Discussion in 'Wood and Canvas' started by Plainsman, Jan 13, 2005.

  1. Plainsman

    Plainsman Curious about Wooden Canoes

    Folks,

    Just wanted to let you know that I am now the proud owner of a Cedarwood Prospector. Thanks for all of your input--back when I originally posted about the boat. As I got it around Christmas, I haven't had it back in water. But it is currently in our carpeted basement where I regularly go down and sit in it. On that note, I'm just curious where the rest of you prospector owners have your seats positioned. I'm debating about lowering them a bit, but I'll probably wait until I can get it back in the water before I make that decision. Currently, the seats are just a bit too high for me to kneel and still have my bumm resting fully on the seat. If I just tuck my legs under the seat, I can brace my legs against the boat, but my knees aren't resting on the bottom of the boat. Any comments? Cheers, Jeff
     
  2. Giiwedin

    Giiwedin Gouvernail

    I have a 17' Prospector. It's a pretty deep canoe (14") and both the bow and stern seats are dropped about 2". This seems about right to me - low enough so I can kneel resting against the leading edge of the seat, but not so low as to lose power and control in my paddling. Fortuitously, this is how it arrived from the factory in 1965.
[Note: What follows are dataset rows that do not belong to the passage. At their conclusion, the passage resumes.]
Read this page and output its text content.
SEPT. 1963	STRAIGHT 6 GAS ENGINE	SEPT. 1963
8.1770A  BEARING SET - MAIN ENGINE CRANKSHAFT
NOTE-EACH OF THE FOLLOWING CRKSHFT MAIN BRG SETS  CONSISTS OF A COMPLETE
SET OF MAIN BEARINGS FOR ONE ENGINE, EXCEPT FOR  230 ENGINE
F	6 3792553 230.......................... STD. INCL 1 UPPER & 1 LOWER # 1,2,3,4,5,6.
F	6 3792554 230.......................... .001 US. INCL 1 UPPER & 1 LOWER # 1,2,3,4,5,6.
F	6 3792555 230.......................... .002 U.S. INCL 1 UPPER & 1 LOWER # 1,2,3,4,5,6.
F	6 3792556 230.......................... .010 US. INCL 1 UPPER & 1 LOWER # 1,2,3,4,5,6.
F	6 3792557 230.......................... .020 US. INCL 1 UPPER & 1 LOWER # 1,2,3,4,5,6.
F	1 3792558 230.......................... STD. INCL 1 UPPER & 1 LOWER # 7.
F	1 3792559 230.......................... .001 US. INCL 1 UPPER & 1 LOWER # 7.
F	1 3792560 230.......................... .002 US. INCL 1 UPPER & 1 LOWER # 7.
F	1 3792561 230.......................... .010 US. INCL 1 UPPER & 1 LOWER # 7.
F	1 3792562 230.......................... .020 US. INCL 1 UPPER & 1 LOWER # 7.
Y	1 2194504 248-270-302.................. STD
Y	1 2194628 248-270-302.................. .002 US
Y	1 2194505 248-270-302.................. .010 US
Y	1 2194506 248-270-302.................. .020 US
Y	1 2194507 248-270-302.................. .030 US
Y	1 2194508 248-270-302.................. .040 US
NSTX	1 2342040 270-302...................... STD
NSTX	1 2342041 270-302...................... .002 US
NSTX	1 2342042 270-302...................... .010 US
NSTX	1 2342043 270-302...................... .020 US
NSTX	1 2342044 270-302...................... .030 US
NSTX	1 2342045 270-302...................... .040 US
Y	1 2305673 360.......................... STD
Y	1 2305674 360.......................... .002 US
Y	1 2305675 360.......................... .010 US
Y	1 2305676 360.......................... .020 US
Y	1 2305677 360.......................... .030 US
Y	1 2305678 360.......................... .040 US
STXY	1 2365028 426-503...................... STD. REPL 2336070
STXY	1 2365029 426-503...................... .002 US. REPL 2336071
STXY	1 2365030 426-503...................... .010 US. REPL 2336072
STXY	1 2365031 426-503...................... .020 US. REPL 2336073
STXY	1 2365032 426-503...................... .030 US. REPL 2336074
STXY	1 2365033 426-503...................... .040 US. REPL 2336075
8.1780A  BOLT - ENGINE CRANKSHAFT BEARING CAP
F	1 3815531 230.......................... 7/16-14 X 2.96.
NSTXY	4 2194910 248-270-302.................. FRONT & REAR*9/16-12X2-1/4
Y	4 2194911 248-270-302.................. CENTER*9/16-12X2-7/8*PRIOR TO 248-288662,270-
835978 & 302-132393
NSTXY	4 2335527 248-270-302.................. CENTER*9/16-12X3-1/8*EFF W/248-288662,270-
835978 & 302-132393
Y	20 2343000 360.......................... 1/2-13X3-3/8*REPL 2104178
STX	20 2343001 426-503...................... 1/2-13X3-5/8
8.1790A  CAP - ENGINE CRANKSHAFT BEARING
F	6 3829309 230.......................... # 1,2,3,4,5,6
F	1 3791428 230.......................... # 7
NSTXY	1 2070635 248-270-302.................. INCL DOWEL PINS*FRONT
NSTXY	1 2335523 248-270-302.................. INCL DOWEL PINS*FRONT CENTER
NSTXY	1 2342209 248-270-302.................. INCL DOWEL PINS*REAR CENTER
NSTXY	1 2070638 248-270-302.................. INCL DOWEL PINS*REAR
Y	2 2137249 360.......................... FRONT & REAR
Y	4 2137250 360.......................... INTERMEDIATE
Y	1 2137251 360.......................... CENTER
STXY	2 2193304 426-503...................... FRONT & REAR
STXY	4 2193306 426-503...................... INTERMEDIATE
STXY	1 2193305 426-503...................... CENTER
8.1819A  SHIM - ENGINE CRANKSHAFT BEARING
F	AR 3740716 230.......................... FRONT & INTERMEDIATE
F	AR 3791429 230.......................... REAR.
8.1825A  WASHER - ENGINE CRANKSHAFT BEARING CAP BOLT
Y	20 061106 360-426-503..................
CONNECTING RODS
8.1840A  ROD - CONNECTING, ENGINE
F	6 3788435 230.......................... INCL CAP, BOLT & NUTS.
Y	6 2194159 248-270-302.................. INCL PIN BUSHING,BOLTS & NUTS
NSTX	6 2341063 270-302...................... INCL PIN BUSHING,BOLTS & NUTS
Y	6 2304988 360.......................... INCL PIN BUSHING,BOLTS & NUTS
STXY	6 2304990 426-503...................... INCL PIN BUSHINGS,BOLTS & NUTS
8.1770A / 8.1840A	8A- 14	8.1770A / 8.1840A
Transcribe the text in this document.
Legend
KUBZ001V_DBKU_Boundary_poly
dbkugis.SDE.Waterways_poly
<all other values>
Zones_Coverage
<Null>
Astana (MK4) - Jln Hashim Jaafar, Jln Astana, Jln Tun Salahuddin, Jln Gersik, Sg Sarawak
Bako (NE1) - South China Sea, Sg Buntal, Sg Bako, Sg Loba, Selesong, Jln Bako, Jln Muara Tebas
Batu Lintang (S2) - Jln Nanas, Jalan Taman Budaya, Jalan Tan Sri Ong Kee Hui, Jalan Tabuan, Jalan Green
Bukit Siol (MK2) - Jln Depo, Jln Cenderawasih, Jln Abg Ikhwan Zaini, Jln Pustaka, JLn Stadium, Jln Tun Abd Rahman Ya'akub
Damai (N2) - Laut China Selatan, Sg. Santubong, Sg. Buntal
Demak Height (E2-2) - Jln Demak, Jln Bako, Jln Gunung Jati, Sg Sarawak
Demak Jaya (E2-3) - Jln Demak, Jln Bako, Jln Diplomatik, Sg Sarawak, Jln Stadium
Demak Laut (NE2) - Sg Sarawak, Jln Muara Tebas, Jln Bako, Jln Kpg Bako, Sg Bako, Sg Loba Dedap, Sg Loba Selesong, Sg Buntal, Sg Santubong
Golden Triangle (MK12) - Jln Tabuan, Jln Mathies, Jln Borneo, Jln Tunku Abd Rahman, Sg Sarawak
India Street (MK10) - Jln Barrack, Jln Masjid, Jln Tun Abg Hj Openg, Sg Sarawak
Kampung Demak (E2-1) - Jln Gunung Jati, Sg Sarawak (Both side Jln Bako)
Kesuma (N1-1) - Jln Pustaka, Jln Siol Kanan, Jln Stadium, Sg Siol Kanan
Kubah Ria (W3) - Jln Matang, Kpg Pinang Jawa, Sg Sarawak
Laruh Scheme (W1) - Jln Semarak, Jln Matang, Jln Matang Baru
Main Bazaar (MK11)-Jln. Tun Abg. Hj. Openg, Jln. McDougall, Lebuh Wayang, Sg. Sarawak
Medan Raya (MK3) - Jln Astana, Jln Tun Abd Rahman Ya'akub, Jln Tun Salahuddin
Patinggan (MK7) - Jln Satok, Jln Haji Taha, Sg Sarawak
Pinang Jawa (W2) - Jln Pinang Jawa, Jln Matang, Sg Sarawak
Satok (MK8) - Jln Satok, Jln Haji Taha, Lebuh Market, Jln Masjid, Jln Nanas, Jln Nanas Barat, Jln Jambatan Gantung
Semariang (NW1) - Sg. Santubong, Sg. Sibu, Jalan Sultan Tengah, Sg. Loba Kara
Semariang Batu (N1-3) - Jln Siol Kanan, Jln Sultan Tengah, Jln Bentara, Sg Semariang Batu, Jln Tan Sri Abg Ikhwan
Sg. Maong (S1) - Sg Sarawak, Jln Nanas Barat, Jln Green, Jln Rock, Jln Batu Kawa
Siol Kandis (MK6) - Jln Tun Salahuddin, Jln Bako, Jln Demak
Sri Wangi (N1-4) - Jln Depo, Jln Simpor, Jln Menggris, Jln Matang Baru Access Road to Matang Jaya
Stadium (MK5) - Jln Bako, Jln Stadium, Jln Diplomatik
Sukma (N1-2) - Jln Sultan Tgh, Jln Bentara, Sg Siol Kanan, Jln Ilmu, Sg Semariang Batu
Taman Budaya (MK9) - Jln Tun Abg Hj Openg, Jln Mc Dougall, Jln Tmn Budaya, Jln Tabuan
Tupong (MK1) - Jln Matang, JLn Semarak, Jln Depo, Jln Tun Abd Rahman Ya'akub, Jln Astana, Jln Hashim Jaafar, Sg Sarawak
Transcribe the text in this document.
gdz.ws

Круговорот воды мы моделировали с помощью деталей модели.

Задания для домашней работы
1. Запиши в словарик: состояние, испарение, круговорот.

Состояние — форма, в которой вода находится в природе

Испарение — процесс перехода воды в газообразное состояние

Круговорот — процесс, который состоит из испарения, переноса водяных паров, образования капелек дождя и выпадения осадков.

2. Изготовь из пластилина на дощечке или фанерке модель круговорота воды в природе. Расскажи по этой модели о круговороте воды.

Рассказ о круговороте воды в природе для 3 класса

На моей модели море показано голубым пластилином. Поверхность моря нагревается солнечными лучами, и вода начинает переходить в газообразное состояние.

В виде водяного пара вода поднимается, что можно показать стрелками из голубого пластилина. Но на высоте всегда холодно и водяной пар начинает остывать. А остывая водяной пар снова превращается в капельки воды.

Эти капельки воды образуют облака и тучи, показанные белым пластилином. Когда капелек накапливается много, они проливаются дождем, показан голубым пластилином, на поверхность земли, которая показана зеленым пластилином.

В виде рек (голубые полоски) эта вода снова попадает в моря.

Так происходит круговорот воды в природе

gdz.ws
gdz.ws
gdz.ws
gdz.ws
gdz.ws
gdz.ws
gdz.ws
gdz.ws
    To paddle effectively from a kneeling position, your knees must be on the bottom of the canoe. I suppose you could rest your knees on an extra lifejacket, but that's hardly ideal. Only option is to drop your seats. This is not a big deal, but you'll need longer bolts and stringers, and may have to cut the seat width to fit the narrower hull section. Be careful about dropping more than two inches because it can put a real strain on the bolts, especially if the seats aren't tightly braced against the sides of the hull.

    If you're dropping the seats by more than an inch, you may want to consider getting a shorter paddle for optimum paddling.